Immigration chrétienne et musulmane, par Catherine Wihtol de Wenden

Aucune idée reçue ne disparaît, la religion comme obstacle à l’intégration était déjà un thème dans l’entre deux guerre, sans parler de l’antisémitisme virulent des années 30. Ce sont des stéréotypes que j’aborde dans mon livre qui vient de paraître en 2022 “Figures de l’autre”, publié chez CNRS éditions. 

Revenons au rôle du religieux comme obstacle à l’assimilation dans le passé. Cette idée très répandue, aujourd’hui dans les milieux conservateurs, est que du temps des immigrés chrétiens l’intégration fonctionnait mieux, précisément à cause de la même religion dominante partagée entre les immigrés et les nationaux. 

C’est faux, puisque la France était alors une société très laïque, voire anti-cléricale dans le monde du travail. Le fait d’être chrétien pratiquant était vécu comme un obstacle à l’assimilation car, notamment les italiens ou les Polonais, se regroupaient entre eux autour de leur curé et dans leur langue d’origine. C’est ce qu’on appellerait aujourd’hui le communautarisme. 

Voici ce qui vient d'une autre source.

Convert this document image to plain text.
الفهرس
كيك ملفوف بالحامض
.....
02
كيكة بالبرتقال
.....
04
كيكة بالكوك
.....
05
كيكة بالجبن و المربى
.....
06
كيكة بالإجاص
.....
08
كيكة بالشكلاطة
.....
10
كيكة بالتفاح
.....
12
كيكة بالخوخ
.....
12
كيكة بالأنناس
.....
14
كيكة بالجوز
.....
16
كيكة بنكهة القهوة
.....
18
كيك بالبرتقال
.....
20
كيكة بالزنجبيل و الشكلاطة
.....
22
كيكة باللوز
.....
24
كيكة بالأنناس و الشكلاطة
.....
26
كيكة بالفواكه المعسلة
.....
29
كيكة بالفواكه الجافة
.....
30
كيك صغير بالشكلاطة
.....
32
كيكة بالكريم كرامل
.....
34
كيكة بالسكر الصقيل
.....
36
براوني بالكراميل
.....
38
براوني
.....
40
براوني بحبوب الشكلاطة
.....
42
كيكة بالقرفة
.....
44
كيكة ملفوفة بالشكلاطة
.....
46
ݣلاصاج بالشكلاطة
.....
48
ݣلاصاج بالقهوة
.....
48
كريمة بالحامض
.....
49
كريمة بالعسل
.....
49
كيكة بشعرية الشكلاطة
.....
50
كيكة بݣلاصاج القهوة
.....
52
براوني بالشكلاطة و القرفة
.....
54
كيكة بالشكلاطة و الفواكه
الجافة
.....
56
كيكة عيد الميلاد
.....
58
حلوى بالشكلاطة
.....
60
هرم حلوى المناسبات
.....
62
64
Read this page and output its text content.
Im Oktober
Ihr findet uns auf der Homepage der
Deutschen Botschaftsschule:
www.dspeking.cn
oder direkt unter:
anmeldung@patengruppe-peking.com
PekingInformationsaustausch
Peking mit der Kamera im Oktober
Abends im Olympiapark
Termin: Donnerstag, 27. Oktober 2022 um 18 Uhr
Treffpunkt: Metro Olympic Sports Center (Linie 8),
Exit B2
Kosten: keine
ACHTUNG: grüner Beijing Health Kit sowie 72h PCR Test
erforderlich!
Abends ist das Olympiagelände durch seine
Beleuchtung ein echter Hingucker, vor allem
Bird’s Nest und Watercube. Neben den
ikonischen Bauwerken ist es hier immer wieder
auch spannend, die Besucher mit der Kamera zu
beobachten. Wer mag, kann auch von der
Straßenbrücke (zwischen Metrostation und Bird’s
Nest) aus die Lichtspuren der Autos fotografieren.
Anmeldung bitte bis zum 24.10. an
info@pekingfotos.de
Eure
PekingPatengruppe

Rappelons que la France est le plus ancien pays d’immigration en Europe, dès 1850, et que les migrants sont arrivés dans un pays fortement déchristianisé dans le monde du travail et notamment syndical. Les immigrés de l’époque, Belges, Italiens, Espagnols, Polonais, puis Portugais, étaient de leur côté très respectueux de leur religion en arrivant, surtout lorsqu’ils venaient du monde rural. 

Ils étaient souvent méprisés par l’opinion publique mais désirés par le patronat qui y voyait une main d’œuvre docile, non syndiquée, et encadrée par des prêtres et associations religieuses, comme les Belges dans les mines du nord de la France. Les missions italiennes religieuses très puissantes à l’époque contribuaient aussi à l’insertion de leurs nationaux tout en les maintenant dans un milieu italien. 

Sur 150 ans d’immigration on constate donc une grande stabilité des stéréotypes quelles que soient les nationalités qui en sont la cible. Les idées reçues coexistent sans jamais disparaître et se superposent dans un rejet de l’autre qui amalgame des thèmes anciens et nouveaux contribuant à un populisme diffus dans tous les pays européens.